Is recognizing a “right to literacy” the solution to improved reading outcomes in America?
Groups in at least three states think so. There are currently lawsuits in Michigan, New Mexico, and California seeking to establish that school districts have violated a student’s “right to literacy” by providing inadequate learning conditions and insufficient school funding. The “right to literacy,” they argue, requires better conditions and more funding.
Setting aside the supposed “right to literacy,” it’s understandable why these families are frustrated with the outcomes in their children’s assigned public schools.
According to the 2017 National Assessment of Education Progress, only 29 percent of California eighth-graders are at or above proficient in math, and 32 percent achieved that level in reading. Thirty-one percent of Michigan eighth-graders are proficient in math and 34 percent in reading. New Mexico scores even lower, with only 21 percent proficiency in math and 24 percent in reading.
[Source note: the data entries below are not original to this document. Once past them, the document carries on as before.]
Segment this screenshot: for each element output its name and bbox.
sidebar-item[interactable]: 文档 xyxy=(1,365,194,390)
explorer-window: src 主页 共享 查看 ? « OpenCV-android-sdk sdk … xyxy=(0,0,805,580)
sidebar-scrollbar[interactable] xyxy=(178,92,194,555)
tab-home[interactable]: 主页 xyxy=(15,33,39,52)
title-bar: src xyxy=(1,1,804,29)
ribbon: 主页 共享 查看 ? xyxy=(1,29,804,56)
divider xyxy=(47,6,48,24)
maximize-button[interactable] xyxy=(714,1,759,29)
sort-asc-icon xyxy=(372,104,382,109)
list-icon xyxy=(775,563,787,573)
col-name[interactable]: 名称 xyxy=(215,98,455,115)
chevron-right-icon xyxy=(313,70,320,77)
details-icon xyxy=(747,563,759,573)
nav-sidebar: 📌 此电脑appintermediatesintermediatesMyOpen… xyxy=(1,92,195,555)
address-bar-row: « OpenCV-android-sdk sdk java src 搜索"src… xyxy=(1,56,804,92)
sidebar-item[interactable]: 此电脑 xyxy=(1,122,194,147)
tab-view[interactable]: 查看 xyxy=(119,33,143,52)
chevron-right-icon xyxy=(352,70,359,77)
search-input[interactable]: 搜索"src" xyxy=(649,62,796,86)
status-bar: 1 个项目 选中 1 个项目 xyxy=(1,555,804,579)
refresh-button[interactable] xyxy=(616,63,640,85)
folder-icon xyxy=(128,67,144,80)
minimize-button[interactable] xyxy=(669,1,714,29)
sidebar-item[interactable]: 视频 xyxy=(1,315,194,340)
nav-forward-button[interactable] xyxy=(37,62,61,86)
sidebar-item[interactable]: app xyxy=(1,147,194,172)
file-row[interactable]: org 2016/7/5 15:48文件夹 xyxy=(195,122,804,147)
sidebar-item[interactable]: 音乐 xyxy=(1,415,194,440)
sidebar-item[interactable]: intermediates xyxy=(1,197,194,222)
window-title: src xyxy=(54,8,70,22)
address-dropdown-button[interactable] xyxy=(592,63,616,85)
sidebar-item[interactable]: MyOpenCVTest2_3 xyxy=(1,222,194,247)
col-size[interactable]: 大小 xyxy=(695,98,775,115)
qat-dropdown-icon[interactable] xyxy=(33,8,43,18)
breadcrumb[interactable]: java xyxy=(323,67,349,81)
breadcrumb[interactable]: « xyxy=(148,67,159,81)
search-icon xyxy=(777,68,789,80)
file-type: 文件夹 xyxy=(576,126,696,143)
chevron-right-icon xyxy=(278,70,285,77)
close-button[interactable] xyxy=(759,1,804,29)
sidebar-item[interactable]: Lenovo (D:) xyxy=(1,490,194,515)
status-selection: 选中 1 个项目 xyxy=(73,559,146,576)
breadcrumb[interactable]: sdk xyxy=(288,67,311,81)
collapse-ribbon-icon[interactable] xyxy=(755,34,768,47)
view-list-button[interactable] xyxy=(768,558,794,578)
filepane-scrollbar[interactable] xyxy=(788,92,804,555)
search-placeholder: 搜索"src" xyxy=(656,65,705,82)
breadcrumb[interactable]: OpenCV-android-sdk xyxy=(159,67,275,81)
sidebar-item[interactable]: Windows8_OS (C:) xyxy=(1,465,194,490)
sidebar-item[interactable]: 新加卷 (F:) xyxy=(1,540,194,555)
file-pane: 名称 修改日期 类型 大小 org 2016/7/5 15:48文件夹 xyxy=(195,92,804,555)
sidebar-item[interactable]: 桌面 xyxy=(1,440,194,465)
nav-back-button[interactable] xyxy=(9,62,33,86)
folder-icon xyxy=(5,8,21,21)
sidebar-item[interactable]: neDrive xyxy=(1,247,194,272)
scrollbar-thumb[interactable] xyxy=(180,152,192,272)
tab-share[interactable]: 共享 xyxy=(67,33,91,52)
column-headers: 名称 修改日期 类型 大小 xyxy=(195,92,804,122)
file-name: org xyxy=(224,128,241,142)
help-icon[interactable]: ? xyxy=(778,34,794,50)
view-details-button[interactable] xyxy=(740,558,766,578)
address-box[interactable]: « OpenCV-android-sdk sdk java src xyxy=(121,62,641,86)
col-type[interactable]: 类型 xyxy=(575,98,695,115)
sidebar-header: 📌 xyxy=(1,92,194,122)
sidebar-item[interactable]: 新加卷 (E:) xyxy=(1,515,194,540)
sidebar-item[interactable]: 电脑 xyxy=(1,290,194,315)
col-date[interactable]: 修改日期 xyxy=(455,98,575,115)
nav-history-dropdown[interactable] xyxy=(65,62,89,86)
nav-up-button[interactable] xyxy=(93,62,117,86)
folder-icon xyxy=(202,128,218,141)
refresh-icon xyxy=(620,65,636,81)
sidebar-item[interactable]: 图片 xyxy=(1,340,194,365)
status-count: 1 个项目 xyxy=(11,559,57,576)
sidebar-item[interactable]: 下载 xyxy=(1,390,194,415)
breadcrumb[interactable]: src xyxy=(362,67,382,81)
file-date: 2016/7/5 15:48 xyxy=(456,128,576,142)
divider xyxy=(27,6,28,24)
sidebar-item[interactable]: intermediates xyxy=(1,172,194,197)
Public schools are assigned based on ZIP code, and the process of transferring to a school outside of one’s zoned area can be very difficult.
As it stands, all 50 states have compulsory attendance laws, meaning every child is required to attend school between the ages of 6 and 17 (with ages slightly varying by state). In most states, children must attend their assigned school unless their parents have the ability to homeschool them or pay private school tuition—in addition to paying taxes to support the government-assigned schools.
Because school attendance is mandated, and because most children attend assigned public schools, any incentive for improvement on the part of the public system is mitigated.
This issue is particularly acute in the three states where these suits are underway. There are no private school-choice options (vouchers, tax credits, or education savings accounts) in California, New Mexico, or Michigan. Save for some charter school options, parents who cannot afford to pay twice for their child’s education are largely at the whim of the government-assigned public system.
The petitioners’ proposed solutions in the three states range from increasing funding and programs and making sure teachers are trained to teach the curriculum, to providing additional classroom resources and ensuring the conditions necessary for learning. Although the petitioners’ grievances are understandable, research shows that increased funding does not necessarily lead to improved educational outcomes, and the funding is sometimes even used fraudulently by school districts.
The solution is not more government intervention, mandates, or funding. The solution is allowing parents and families to leave failing schools, or any school that doesn’t meet their child’s learning needs.
There are a host of factors that go into student success. Putting parents in the driver’s seat when it comes to deciding how best to foster that success provides the best chance for maximizing a child’s life goals.
Empowering parents with the opportunity to enroll their child in a school of their choice, or utilizing their child’s state per-pupil funding to customize their child’s education in a way that best fits their needs through education savings accounts, is a far better means of ensuring students can access an effective education that is the right fit for them.
By giving funds to students and not schools, families will be empowered to choose the schools or education providers that best help their children—whether it’s in reading or any other subject.
Inventing a “right to literacy” is not what will make a difference in student learning. The best way to achieve an improvement is by empowering parents to choose how and where their children are educated.